Beath sold the home to the Dickey family just five years later. The family owned it for about 50 years, until the neighborhood fell into disrepair. The stately Victorian was broken up into apartment units, where seven families lived, de Winter said.
Then one day in the late 1960s, after the neighborhood had fallen victim to neglect, interior designer Robert Griggs drove by.
“According to a few of the old residents here, who are now in their 80s, Griggs was on his way to appraise a house on Poplar. There were old mansions there, and he was on his way to that property to appraise some old stained windows,” de Winter said. “He drove by our house here on Euclid Avenue, and he basically stopped his car. He loved the house, walked in, made them an offer and bought the house.”
The first time Griggs stepped into his landmark home, people were playing basketball inside the foyer and the doors were nailed open so that they couldn’t be shut, de Winter said the designer told him. But Griggs immediately saw the 5,024-square-foot home’s potential, he said.

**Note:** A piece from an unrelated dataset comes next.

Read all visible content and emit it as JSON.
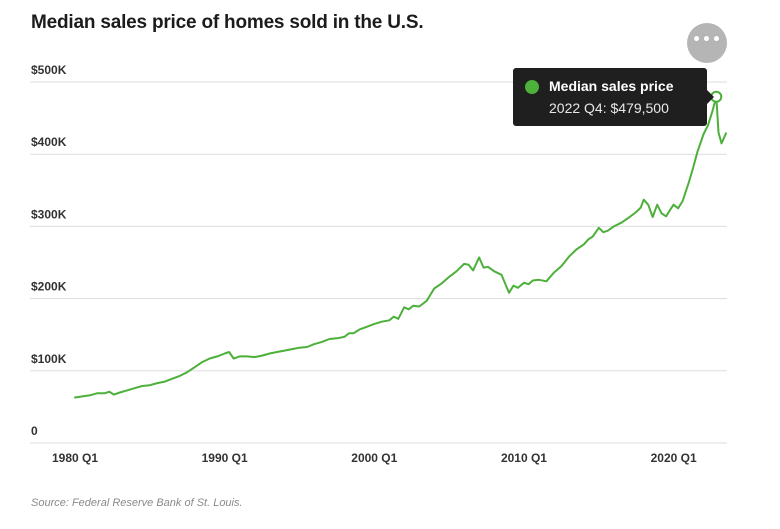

The front porch columns are made of Italian marble, and there are eight fireplaces, one of which bears Beath’s initials inside.
Many of the rooms were designed in the octagonal shape characteristic of Queen Anne Victorian homes, but this home also was constructed around an organ built in 1874 that can’t be removed, de Winter said.
After Griggs decided to invest in Inman Park, the story goes that Griggs gathered about 40 investors who all promised to buy houses in the neighborhood and fix them up, said de Winter.
“And that’s how that whole revitalization started,” he said.